Dust storms are Mars's principal type of extreme weather system, capable of obscuring the planet on mesoscale to global scales. In addition, the scale, location, and seasonal timing of their occurrence provide the most obvious examples of interannual variability in the modern Martian climate. Dust storms already create visibility, power management, and other hazards for unmanned spacecraft and almost certainly will create similar and other hazards for future human explorers of Mars and their support systems. Therefore, characterization and forecasting of dust storm hazards is a leading problem in applied martian meteorology.

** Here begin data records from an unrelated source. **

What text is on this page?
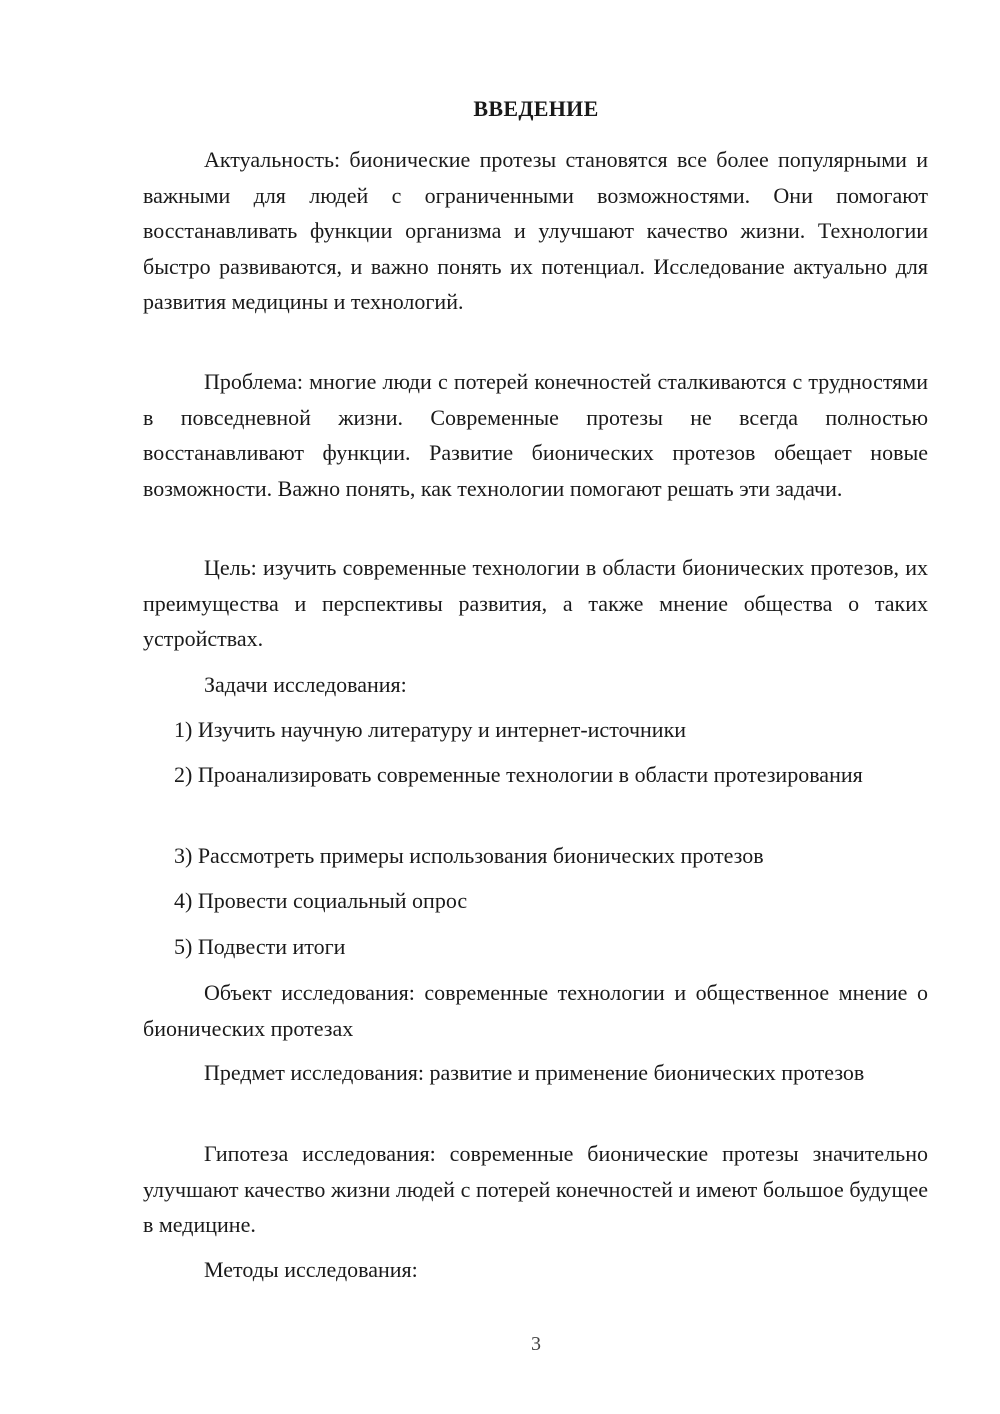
ВВЕДЕНИЕ
Актуальность: бионические протезы становятся все более популярными и важными для людей с ограниченными возможностями. Они помогают восстанавливать функции организма и улучшают качество жизни. Технологии быстро развиваются, и важно понять их потенциал. Исследование актуально для развития медицины и технологий.
Проблема: многие люди с потерей конечностей сталкиваются с трудностями в повседневной жизни. Современные протезы не всегда полностью восстанавливают функции. Развитие бионических протезов обещает новые возможности. Важно понять, как технологии помогают решать эти задачи.
Цель: изучить современные технологии в области бионических протезов, их преимущества и перспективы развития, а также мнение общества о таких устройствах.
Задачи исследования:
1) Изучить научную литературу и интернет-источники
2) Проанализировать современные технологии в области протезирования
3) Рассмотреть примеры использования бионических протезов
4) Провести социальный опрос
5) Подвести итоги
Объект исследования: современные технологии и общественное мнение о бионических протезах
Предмет исследования: развитие и применение бионических протезов
Гипотеза исследования: современные бионические протезы значительно улучшают качество жизни людей с потерей конечностей и имеют большое будущее в медицине.
Методы исследования:
3
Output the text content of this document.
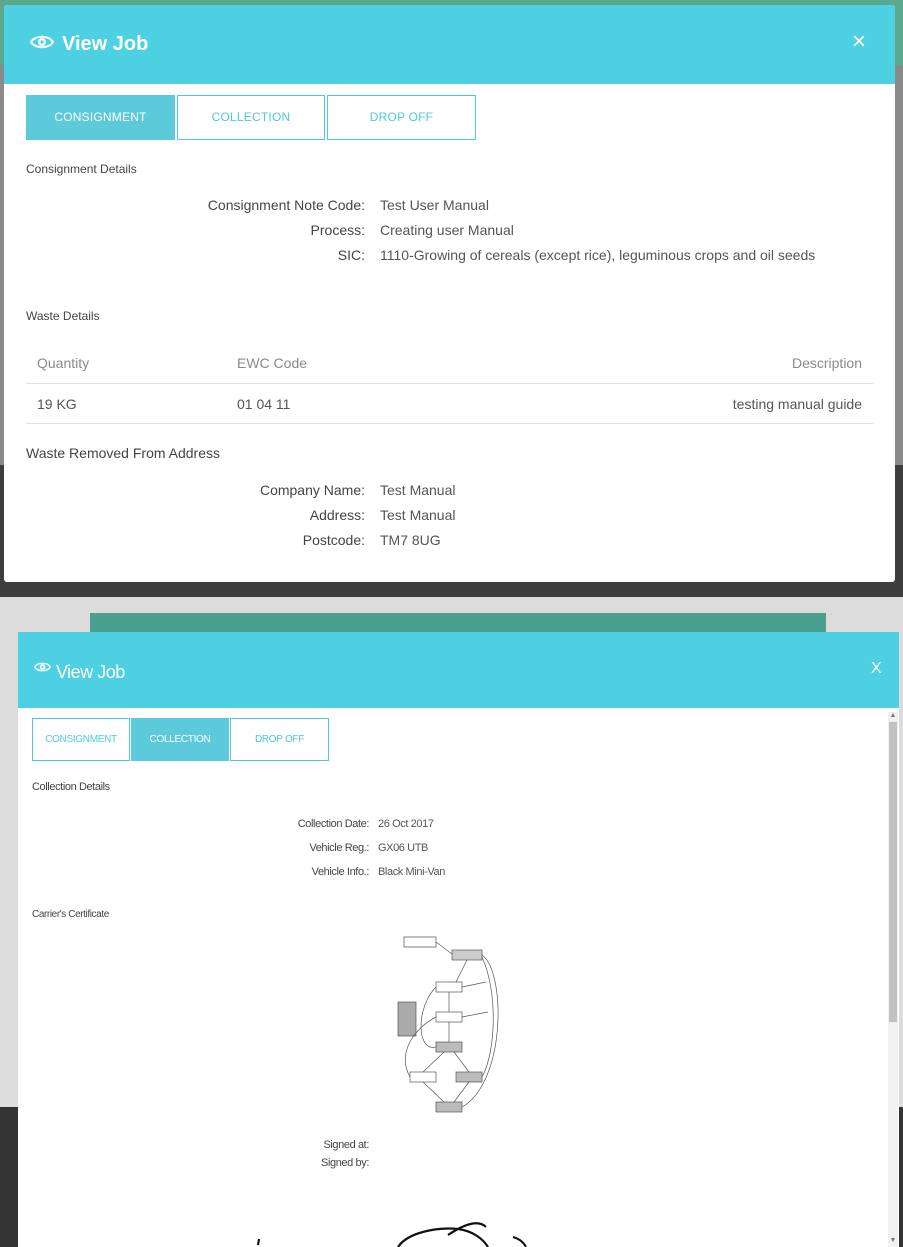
View Job	×
CONSIGNMENT	COLLECTION	DROP OFF
Consignment Details
Consignment Note Code: Test User Manual
Process: Creating user Manual
SIC: 1110-Growing of cereals (except rice), leguminous crops and oil seeds
Waste Details
Quantity	EWC Code	Description
19 KG	01 04 11	testing manual guide
Waste Removed From Address
Company Name: Test Manual
Address: Test Manual
Postcode: TM7 8UG
View Job	X
CONSIGNMENT	COLLECTION	DROP OFF
Collection Details
Collection Date: 26 Oct 2017
Vehicle Reg.: GX06 UTB
Vehicle Info.: Black Mini-Van
Carrier's Certificate
Signed at:
Signed by:
▲
▼
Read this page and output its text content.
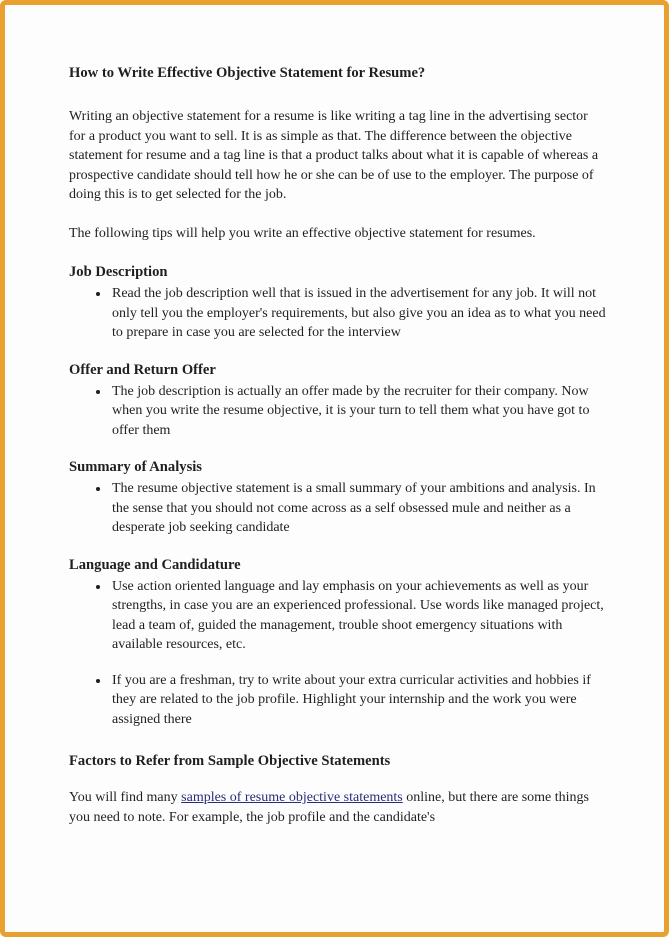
How to Write Effective Objective Statement for Resume?

Writing an objective statement for a resume is like writing a tag line in the advertising sector for a product you want to sell. It is as simple as that. The difference between the objective statement for resume and a tag line is that a product talks about what it is capable of whereas a prospective candidate should tell how he or she can be of use to the employer. The purpose of doing this is to get selected for the job.

The following tips will help you write an effective objective statement for resumes.

Job Description
• Read the job description well that is issued in the advertisement for any job. It will not only tell you the employer's requirements, but also give you an idea as to what you need to prepare in case you are selected for the interview
Offer and Return Offer
• The job description is actually an offer made by the recruiter for their company. Now when you write the resume objective, it is your turn to tell them what you have got to offer them
Summary of Analysis
• The resume objective statement is a small summary of your ambitions and analysis. In the sense that you should not come across as a self obsessed mule and neither as a desperate job seeking candidate
Language and Candidature
• Use action oriented language and lay emphasis on your achievements as well as your strengths, in case you are an experienced professional. Use words like managed project, lead a team of, guided the management, trouble shoot emergency situations with available resources, etc.
• If you are a freshman, try to write about your extra curricular activities and hobbies if they are related to the job profile. Highlight your internship and the work you were assigned there
Factors to Refer from Sample Objective Statements

You will find many samples of resume objective statements online, but there are some things you need to note. For example, the job profile and the candidate's
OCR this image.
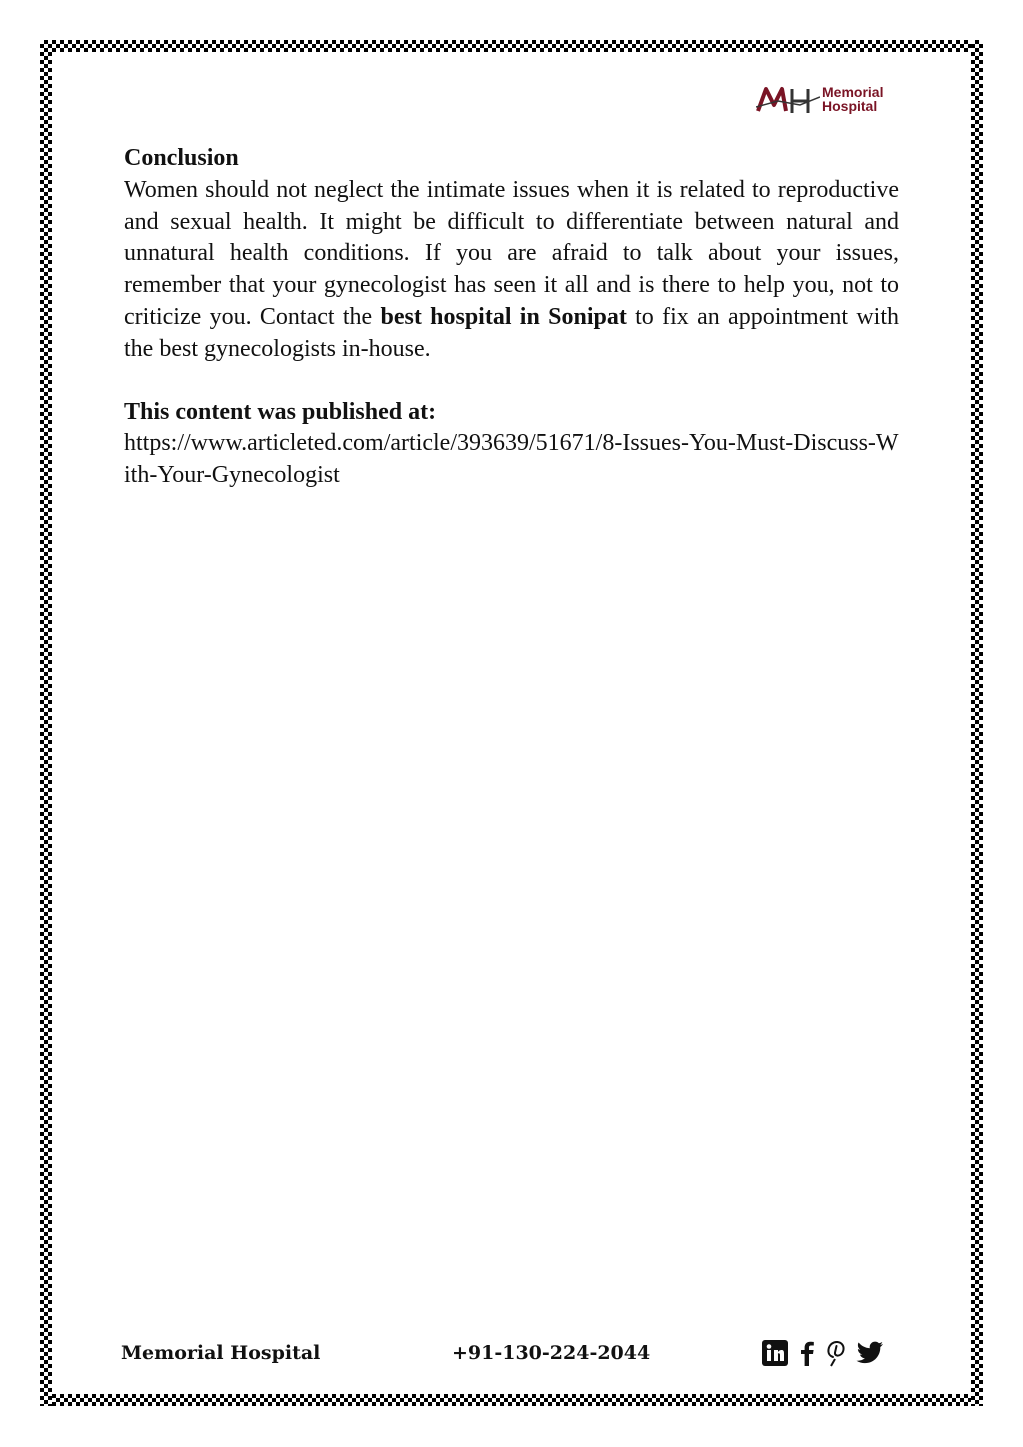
Memorial
Hospital

Conclusion

Women should not neglect the intimate issues when it is related to reproductive and sexual health. It might be difficult to differentiate between natural and unnatural health conditions. If you are afraid to talk about your issues, remember that your gynecologist has seen it all and is there to help you, not to criticize you. Contact the best hospital in Sonipat to fix an appointment with the best gynecologists in-house.

This content was published at:

https://www.articleted.com/article/393639/51671/8-Issues-You-Must-Discuss-With-Your-Gynecologist

Memorial Hospital	+91-130-224-2044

Here, we present two relevant investigations. First, we adapt Emanuel's steady-state hurricane theory to martian dust storms. Our results suggest that the necessary wind velocity for sustaining a martian dust storm is controlled by the threshold velocity for lifting dust and factors related the structure of the storm and the background atmosphere such as the thermodynamic efficiency. Recent observations suggest that winter hemisphere gravity wave activity could control the initial outflow temperature of southern hemisphere dust storm activity and could determine whether a storm becomes global-scale or not.

Second, we describe a method in which radio emission from discharges near the surface of dust storms can be used to map the intensity of dust storm activity, thereby elucidating dust storm structure and rate of intensification.